Every time your parents told you to eat your broccoli, they were neglecting its much underrated cousin, cauliflower.
Broccoli is one of the healthiest vegetables you can include in your diet, but cauliflower, another cruciferous family member, is equal to its greener counterpart as a nutrition powerhouse.
Adding one cup of cooked cauliflower to your dinner plate can offer up to 77 percent of your daily intake of Vitamin C, 19 percent of your daily Vitamin K, and eight percent of your daily Manganese amount. It’s also only 25 calories, making it a nutrient-rich vegetable that doesn’t add a lot to your daily total.
Everyone knows that colourful vegetables tend to offer the most health benefits, but people are starting to understand that cauliflower is an exception to that rule. It might not be the prettiest vegetable, but it is rich in vitamins, folate, fibre, phytochemicals, and antioxidants. What’s more, you can also buy it in orange, purple, and green – with orange cauliflower offering 25 times as
much vitamin A as white cauliflower. It’s clear to see why it ranks within the 25 most nutrient-rich vegetables in existence.

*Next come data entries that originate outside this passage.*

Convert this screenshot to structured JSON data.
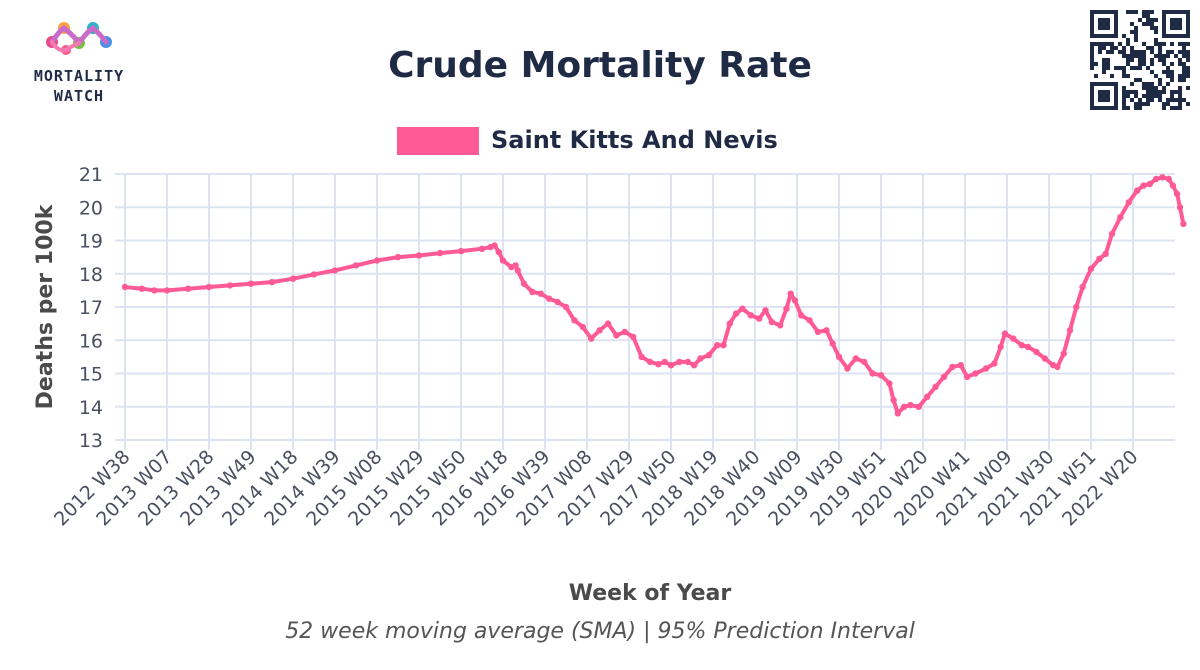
{
  "logo": {
    "line1": "MORTALITY",
    "line2": "WATCH"
  },
  "chart_data": {
    "type": "line",
    "title": "Crude Mortality Rate",
    "subtitle": "52 week moving average (SMA) | 95% Prediction Interval",
    "xlabel": "Week of Year",
    "ylabel": "Deaths per 100k",
    "ylim": [
      13,
      21
    ],
    "yticks": [
      13,
      14,
      15,
      16,
      17,
      18,
      19,
      20,
      21
    ],
    "xticks": [
      "2012 W38",
      "2013 W07",
      "2013 W28",
      "2013 W49",
      "2014 W18",
      "2014 W39",
      "2015 W08",
      "2015 W29",
      "2015 W50",
      "2016 W18",
      "2016 W39",
      "2017 W08",
      "2017 W29",
      "2017 W50",
      "2018 W19",
      "2018 W40",
      "2019 W09",
      "2019 W30",
      "2019 W51",
      "2020 W20",
      "2020 W41",
      "2021 W09",
      "2021 W30",
      "2021 W51",
      "2022 W20"
    ],
    "grid": true,
    "legend_position": "top-center",
    "series": [
      {
        "name": "Saint Kitts And Nevis",
        "color": "#ff5a96",
        "points": [
          [
            0,
            17.6
          ],
          [
            0.4,
            17.55
          ],
          [
            0.7,
            17.5
          ],
          [
            1.0,
            17.5
          ],
          [
            1.5,
            17.55
          ],
          [
            2.0,
            17.6
          ],
          [
            2.5,
            17.65
          ],
          [
            3.0,
            17.7
          ],
          [
            3.5,
            17.75
          ],
          [
            4.0,
            17.85
          ],
          [
            4.5,
            17.98
          ],
          [
            5.0,
            18.1
          ],
          [
            5.5,
            18.25
          ],
          [
            6.0,
            18.4
          ],
          [
            6.5,
            18.5
          ],
          [
            7.0,
            18.55
          ],
          [
            7.5,
            18.62
          ],
          [
            8.0,
            18.68
          ],
          [
            8.5,
            18.75
          ],
          [
            8.7,
            18.8
          ],
          [
            8.8,
            18.85
          ],
          [
            8.9,
            18.65
          ],
          [
            9.0,
            18.4
          ],
          [
            9.2,
            18.2
          ],
          [
            9.3,
            18.25
          ],
          [
            9.35,
            18.1
          ],
          [
            9.5,
            17.7
          ],
          [
            9.7,
            17.45
          ],
          [
            9.9,
            17.4
          ],
          [
            10.1,
            17.25
          ],
          [
            10.3,
            17.15
          ],
          [
            10.5,
            17.0
          ],
          [
            10.7,
            16.6
          ],
          [
            10.9,
            16.4
          ],
          [
            11.1,
            16.05
          ],
          [
            11.3,
            16.3
          ],
          [
            11.5,
            16.5
          ],
          [
            11.7,
            16.15
          ],
          [
            11.9,
            16.25
          ],
          [
            12.1,
            16.1
          ],
          [
            12.3,
            15.5
          ],
          [
            12.5,
            15.35
          ],
          [
            12.7,
            15.28
          ],
          [
            12.85,
            15.35
          ],
          [
            13.0,
            15.25
          ],
          [
            13.2,
            15.35
          ],
          [
            13.4,
            15.35
          ],
          [
            13.55,
            15.25
          ],
          [
            13.7,
            15.45
          ],
          [
            13.9,
            15.55
          ],
          [
            14.1,
            15.85
          ],
          [
            14.25,
            15.85
          ],
          [
            14.4,
            16.5
          ],
          [
            14.55,
            16.8
          ],
          [
            14.7,
            16.95
          ],
          [
            14.9,
            16.75
          ],
          [
            15.1,
            16.65
          ],
          [
            15.25,
            16.9
          ],
          [
            15.4,
            16.55
          ],
          [
            15.6,
            16.45
          ],
          [
            15.75,
            16.95
          ],
          [
            15.85,
            17.4
          ],
          [
            15.95,
            17.2
          ],
          [
            16.1,
            16.75
          ],
          [
            16.3,
            16.6
          ],
          [
            16.5,
            16.25
          ],
          [
            16.7,
            16.3
          ],
          [
            16.85,
            15.9
          ],
          [
            17.0,
            15.5
          ],
          [
            17.2,
            15.15
          ],
          [
            17.4,
            15.45
          ],
          [
            17.6,
            15.35
          ],
          [
            17.8,
            15.0
          ],
          [
            18.0,
            14.95
          ],
          [
            18.2,
            14.7
          ],
          [
            18.3,
            14.2
          ],
          [
            18.4,
            13.8
          ],
          [
            18.55,
            14.0
          ],
          [
            18.7,
            14.05
          ],
          [
            18.9,
            14.0
          ],
          [
            19.1,
            14.3
          ],
          [
            19.3,
            14.6
          ],
          [
            19.5,
            14.9
          ],
          [
            19.7,
            15.2
          ],
          [
            19.9,
            15.25
          ],
          [
            20.05,
            14.9
          ],
          [
            20.25,
            15.0
          ],
          [
            20.5,
            15.15
          ],
          [
            20.7,
            15.3
          ],
          [
            20.85,
            15.8
          ],
          [
            20.95,
            16.2
          ],
          [
            21.15,
            16.05
          ],
          [
            21.35,
            15.85
          ],
          [
            21.5,
            15.8
          ],
          [
            21.7,
            15.65
          ],
          [
            21.9,
            15.45
          ],
          [
            22.1,
            15.25
          ],
          [
            22.2,
            15.2
          ],
          [
            22.35,
            15.6
          ],
          [
            22.5,
            16.3
          ],
          [
            22.65,
            17.0
          ],
          [
            22.8,
            17.6
          ],
          [
            23.0,
            18.15
          ],
          [
            23.2,
            18.45
          ],
          [
            23.35,
            18.6
          ],
          [
            23.5,
            19.2
          ],
          [
            23.7,
            19.7
          ],
          [
            23.9,
            20.15
          ],
          [
            24.1,
            20.5
          ],
          [
            24.25,
            20.65
          ],
          [
            24.4,
            20.7
          ],
          [
            24.55,
            20.85
          ],
          [
            24.7,
            20.9
          ],
          [
            24.85,
            20.85
          ],
          [
            24.95,
            20.65
          ],
          [
            25.05,
            20.4
          ],
          [
            25.12,
            20.0
          ],
          [
            25.2,
            19.5
          ]
        ]
      }
    ]
  }
}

Cauliflower has numerous health benefits. Its vitamins and minerals can fight free radicals to reduce the risk of cancer and heart disease, while the fibre content is beneficial for digestive health. Studies, such as a review in the Advances in Experimental Medicine and Biology, show an association between a high consumption of cruciferous vegetables and a reduced risk of cancer.
If you need another reason to consume more cauliflower, it has great versatility. You can eat it raw, sautéed, boiled, roasted, or even in pizza dough or as a sauce base. Include it as part of your five cup minimum weekly recommendation for cruciferous vegetables, and get creative with how you serve it.
Although cauliflower is generally safe to eat, increased consumption may cause bloating and wind. If you are on bloodthinning medication, keep your vitamin K intake consistent every week.